A campaign of fasting, community outreach, and silent prayer in public was too much for one radiologist in Glasgow, Scotland, who confronted 40 Days for Life protesters and called their quiet praying in public “harassment.”
Dr. Greg Irwin is a pediatric radiologist at Queen Elizabeth University Hospital in Glasgow, Scotland. A vocal abortion supporter who once received a glowing portrait in the Glasgow Times, he recently spoke to several news outlets to describe the anger he felt at the 40 Days for Life prayer campaign, a ministry that takes place in many nations around the world.
In an on-camera interview for The National, he described the silent protest as “causing harassment and intimidation,” as an “incredibly unkind, unfriendly thing to do,” and as “intimidating women, upsetting women.”
Photos and videos of the pro-lifers show a handful of peaceful demonstrators, including a few pensioners, silently standing with signs with messages like, “Pregnant? Worried? Come talk to us! We can help you,” “Don’t be coerced into abortion,” “10 million abortions in the UK,” and one with an image of a preborn baby in the womb. Some participants can be seen praying with rosary beads, while others appear to be saying quiet prayers while keeping their eyes cast downward.
According to the 40 Days for Life website, the campaign “focuses on the spiritual aspects of the battle to end abortion.”
“There are stereotypes that people go out and wave Bibles at women and tell them they’re going to burn in hell and, that’s not what we do,” CEO of 40 Days for Life, Shawn Carney, recently told the BBC. “Ours is very peaceful, it’s very law-abiding. It’s very quiet. People can reach out to the women, the women often reach out to us.”
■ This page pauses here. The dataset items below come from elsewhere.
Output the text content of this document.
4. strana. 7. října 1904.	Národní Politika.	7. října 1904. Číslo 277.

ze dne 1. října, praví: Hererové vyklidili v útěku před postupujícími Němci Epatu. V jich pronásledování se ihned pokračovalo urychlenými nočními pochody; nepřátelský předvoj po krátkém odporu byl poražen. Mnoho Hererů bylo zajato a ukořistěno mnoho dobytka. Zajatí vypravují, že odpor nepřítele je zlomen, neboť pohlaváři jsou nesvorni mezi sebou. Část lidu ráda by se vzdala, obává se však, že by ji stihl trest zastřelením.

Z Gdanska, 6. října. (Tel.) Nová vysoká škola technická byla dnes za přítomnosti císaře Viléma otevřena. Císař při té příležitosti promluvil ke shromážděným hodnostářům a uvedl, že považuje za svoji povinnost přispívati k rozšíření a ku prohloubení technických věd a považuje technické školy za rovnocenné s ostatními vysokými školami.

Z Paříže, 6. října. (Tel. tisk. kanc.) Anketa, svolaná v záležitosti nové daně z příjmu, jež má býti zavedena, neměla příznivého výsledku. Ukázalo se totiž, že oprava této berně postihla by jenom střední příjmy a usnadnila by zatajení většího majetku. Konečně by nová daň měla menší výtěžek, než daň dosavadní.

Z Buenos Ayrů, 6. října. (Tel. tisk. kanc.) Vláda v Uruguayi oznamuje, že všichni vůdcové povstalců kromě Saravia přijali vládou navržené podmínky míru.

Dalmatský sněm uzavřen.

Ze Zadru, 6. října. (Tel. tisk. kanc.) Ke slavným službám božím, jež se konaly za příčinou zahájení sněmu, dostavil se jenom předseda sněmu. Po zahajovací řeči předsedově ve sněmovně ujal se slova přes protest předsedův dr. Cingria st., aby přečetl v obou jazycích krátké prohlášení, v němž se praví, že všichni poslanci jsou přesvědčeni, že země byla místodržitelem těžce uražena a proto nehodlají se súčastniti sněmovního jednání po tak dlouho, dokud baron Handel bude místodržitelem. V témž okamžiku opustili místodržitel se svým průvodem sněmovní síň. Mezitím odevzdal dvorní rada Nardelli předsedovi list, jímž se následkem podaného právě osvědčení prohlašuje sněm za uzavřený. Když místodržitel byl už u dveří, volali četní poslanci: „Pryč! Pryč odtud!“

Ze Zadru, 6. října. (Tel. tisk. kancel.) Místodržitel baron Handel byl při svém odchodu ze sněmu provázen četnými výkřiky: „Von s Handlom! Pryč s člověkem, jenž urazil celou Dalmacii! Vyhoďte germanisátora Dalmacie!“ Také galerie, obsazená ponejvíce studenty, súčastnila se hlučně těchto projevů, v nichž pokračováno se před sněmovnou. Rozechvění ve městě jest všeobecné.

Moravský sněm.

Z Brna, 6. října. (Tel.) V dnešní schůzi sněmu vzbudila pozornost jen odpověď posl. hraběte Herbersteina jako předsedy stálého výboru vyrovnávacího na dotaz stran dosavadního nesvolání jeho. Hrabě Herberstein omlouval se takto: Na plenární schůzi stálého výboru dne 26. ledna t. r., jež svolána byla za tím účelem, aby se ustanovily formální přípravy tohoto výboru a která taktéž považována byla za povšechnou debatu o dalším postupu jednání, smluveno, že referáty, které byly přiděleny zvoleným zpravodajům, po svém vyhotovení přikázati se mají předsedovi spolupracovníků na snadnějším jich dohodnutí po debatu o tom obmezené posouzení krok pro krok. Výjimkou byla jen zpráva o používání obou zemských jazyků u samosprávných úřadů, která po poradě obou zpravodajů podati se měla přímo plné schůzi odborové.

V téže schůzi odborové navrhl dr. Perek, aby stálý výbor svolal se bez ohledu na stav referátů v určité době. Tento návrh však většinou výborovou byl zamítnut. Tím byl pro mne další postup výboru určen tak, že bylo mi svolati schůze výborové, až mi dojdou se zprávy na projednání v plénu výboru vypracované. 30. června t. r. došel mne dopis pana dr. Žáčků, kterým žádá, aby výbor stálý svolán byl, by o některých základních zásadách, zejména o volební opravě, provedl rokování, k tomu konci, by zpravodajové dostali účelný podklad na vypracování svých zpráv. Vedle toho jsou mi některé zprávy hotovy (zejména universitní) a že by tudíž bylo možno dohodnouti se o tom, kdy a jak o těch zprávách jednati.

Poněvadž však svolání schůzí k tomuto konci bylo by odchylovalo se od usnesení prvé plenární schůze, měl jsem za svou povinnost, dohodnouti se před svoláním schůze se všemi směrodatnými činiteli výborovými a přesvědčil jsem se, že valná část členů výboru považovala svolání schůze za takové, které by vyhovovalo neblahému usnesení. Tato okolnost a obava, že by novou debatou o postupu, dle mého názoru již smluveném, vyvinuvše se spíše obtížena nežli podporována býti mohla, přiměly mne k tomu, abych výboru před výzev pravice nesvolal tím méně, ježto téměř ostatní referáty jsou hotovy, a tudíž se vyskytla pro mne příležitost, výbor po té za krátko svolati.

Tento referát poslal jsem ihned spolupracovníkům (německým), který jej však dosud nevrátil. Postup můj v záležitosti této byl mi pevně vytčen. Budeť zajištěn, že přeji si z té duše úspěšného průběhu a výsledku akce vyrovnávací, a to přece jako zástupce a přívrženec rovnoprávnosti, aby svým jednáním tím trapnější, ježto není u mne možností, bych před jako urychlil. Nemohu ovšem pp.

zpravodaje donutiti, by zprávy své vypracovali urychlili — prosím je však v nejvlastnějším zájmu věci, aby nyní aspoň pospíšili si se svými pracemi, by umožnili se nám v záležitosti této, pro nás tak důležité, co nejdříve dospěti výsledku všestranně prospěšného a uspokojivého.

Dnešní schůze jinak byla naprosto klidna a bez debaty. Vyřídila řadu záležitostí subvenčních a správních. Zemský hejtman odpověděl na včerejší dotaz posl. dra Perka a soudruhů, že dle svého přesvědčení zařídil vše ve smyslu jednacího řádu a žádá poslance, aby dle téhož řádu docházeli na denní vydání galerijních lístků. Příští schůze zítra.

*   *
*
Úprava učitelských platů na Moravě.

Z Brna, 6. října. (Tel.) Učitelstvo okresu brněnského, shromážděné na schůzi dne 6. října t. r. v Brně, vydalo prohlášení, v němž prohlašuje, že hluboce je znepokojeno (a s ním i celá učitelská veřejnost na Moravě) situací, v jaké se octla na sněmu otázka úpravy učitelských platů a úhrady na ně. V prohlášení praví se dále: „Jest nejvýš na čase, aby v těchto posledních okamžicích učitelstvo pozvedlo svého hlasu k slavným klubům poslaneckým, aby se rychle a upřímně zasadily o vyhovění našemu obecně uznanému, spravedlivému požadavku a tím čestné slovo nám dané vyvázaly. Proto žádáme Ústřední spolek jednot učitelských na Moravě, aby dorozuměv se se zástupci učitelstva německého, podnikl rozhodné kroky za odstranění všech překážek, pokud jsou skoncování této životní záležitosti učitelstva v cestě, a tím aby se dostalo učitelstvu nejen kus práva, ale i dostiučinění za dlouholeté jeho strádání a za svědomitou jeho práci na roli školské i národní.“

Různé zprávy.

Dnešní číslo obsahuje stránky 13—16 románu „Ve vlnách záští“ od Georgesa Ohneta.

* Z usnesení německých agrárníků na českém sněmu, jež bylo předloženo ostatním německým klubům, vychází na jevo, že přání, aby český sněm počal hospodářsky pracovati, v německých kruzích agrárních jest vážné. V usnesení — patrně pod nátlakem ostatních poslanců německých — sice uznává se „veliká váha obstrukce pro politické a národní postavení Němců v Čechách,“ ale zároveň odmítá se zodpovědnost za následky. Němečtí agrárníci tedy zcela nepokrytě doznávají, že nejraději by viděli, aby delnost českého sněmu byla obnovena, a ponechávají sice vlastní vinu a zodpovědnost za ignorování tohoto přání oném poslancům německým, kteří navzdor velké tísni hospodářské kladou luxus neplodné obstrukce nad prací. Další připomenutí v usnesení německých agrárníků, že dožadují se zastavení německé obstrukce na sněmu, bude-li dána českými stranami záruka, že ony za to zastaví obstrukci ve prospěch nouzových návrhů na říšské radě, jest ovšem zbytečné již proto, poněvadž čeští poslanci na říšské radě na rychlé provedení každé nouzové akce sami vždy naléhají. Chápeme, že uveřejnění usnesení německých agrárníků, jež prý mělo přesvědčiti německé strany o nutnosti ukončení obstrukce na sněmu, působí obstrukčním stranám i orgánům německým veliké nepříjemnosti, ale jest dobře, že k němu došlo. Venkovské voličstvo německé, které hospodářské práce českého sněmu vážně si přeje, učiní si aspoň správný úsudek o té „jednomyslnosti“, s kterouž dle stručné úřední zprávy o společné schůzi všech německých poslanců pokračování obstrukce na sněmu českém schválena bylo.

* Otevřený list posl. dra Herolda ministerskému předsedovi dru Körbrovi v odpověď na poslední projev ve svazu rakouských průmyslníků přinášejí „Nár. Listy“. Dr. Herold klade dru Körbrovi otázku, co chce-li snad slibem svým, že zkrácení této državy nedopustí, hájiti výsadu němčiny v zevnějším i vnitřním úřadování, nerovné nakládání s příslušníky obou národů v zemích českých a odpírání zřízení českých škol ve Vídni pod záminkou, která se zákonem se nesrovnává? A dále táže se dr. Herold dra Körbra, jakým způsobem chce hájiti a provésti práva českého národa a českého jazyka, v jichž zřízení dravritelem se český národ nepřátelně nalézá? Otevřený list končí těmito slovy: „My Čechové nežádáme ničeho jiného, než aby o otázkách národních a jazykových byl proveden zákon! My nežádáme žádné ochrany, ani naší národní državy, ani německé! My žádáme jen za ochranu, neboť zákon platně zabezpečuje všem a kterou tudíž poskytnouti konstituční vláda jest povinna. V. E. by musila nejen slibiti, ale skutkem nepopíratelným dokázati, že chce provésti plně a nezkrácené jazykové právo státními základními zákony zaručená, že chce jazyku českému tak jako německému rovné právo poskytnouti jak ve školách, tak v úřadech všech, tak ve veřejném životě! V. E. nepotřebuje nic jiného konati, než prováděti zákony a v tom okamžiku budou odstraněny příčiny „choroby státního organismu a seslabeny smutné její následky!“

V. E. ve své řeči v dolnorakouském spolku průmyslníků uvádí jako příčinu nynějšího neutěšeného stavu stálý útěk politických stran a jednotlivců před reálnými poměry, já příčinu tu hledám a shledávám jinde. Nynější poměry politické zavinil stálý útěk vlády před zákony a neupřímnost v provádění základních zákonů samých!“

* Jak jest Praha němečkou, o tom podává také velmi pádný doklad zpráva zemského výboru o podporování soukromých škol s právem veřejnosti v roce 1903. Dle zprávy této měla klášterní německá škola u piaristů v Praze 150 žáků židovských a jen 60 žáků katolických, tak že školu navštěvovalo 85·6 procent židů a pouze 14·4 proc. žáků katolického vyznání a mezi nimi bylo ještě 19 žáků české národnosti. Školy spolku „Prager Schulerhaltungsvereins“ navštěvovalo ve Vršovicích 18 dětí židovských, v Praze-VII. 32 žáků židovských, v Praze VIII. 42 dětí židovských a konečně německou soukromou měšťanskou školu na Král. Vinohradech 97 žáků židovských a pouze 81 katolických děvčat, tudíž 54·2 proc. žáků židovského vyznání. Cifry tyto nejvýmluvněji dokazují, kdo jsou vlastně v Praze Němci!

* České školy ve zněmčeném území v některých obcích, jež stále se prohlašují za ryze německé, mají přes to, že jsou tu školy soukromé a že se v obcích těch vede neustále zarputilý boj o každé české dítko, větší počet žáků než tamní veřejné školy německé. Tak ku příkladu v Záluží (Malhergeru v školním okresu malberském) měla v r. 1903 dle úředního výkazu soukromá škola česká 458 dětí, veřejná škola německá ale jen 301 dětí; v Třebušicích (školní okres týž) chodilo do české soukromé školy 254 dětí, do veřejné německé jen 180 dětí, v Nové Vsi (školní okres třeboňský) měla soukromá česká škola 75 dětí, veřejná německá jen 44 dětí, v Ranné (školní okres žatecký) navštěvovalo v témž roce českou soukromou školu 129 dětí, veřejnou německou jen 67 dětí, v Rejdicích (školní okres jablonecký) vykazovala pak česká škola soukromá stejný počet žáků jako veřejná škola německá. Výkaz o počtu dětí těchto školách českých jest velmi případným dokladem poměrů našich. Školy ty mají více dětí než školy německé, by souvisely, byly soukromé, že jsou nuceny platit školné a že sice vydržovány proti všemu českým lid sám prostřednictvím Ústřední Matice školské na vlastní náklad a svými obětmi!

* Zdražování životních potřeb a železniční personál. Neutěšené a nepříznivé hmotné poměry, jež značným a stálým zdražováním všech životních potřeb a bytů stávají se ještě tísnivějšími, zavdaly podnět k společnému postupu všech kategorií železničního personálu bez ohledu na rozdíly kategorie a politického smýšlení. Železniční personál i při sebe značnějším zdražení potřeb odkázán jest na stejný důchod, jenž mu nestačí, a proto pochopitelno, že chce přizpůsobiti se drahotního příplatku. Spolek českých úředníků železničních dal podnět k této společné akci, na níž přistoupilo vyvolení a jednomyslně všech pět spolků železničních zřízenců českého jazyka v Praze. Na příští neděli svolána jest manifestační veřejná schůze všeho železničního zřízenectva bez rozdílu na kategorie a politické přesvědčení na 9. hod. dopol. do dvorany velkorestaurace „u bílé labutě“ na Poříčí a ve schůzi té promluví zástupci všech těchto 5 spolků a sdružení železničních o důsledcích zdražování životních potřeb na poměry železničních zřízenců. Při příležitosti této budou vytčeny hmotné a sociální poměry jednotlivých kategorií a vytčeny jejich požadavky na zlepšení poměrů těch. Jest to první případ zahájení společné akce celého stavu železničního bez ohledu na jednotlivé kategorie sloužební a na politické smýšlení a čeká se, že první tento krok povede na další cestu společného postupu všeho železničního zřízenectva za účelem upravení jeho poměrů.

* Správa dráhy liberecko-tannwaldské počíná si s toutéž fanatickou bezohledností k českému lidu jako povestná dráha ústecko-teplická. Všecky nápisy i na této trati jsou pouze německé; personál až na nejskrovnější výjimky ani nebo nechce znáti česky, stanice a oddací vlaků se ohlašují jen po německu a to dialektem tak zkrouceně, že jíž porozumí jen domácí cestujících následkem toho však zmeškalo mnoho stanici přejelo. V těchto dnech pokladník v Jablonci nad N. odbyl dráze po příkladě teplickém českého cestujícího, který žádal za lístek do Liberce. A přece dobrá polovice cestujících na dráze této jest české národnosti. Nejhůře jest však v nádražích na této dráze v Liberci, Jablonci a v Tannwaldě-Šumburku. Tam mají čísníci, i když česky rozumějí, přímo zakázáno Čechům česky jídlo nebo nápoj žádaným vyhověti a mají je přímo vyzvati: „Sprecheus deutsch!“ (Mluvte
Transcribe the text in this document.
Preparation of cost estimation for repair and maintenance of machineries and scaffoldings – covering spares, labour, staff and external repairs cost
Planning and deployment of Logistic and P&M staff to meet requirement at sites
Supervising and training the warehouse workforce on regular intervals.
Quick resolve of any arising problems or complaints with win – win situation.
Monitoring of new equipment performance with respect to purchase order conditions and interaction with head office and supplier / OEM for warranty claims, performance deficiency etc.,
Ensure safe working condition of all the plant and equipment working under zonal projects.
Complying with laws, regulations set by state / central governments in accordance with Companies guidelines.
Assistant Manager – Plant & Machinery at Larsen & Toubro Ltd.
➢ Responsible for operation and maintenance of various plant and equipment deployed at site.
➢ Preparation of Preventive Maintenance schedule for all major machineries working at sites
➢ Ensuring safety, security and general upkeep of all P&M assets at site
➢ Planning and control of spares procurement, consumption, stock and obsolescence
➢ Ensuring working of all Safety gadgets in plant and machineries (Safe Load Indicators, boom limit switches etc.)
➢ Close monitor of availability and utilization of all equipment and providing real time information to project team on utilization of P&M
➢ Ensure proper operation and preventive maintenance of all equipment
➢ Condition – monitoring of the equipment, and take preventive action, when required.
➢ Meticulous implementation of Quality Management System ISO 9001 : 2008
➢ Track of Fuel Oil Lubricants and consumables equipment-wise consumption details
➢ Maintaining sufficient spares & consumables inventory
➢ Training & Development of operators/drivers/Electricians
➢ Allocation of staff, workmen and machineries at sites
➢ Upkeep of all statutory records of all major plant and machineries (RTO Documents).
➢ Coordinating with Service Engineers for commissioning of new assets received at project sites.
But it’s not the praying that bothers Dr. Irwin so much as it is that he and others have to see a form of public speech that is unpleasant to them.
“They can have a prayer vigil anywhere they like, they do not need to do it right at the gate of the hospital.” In a 2022 interview, he described the problem more personally. “The protesters have been irritating me for years. I have gone out on my work breaks with a ‘your body your choice sign’ and stood beside them so people know they aren’t the only ones here. […] It is unjust. For me to drive past it makes me so disgusted, it is just so horrible,” he said to the Glasgow Times.
His answer to the silent protests? “Safe access zones,” currently before Parliament, that prevent protests where abortion supporters don’t like them. The proposed legislation would create a 150-meter “buffer zone” outside of abortion businesses, as Live Action News has reported.
To gain support for the cause, many abortion supporters like Dr. Irwin paint pro-lifers as out of control.
“These protesters are going to be here 12 hours a day for the next 40 days intimidating and harassing women coming to my hospital to access abortion,” he said to The Scotsman. “It is causing great upset. People are in tears, people can’t believe that this is here in Glasgow.”
Irwin believes these prayer vigils are dangerous to the cause of abortion. “They’ve had a terrible effect in America,” said his video interview with The Scotsman. “They’ve managed to repeal Roe v. Wade. They’ve rolled back women’s reproductive rights in America by 50 years. They’ve taken them all the way back to the 70s. This group would love to do the same in Glasgow. They would like to restrict abortion access rights to the women of Scotland and in Glasgow.”
Recently, pro-lifers who have been arrested for silently praying outside of abortion businesses in the UK have been vindicated, as with Isabel Vaughan-Spruce and Father Sean Gough, who were recently found not guilty for silently praying in front of an abortion facility in Birmingham.
For now, Dr. Irwin and other abortion supporters will still have to bear the sight of pro-lifers in the places they live and work.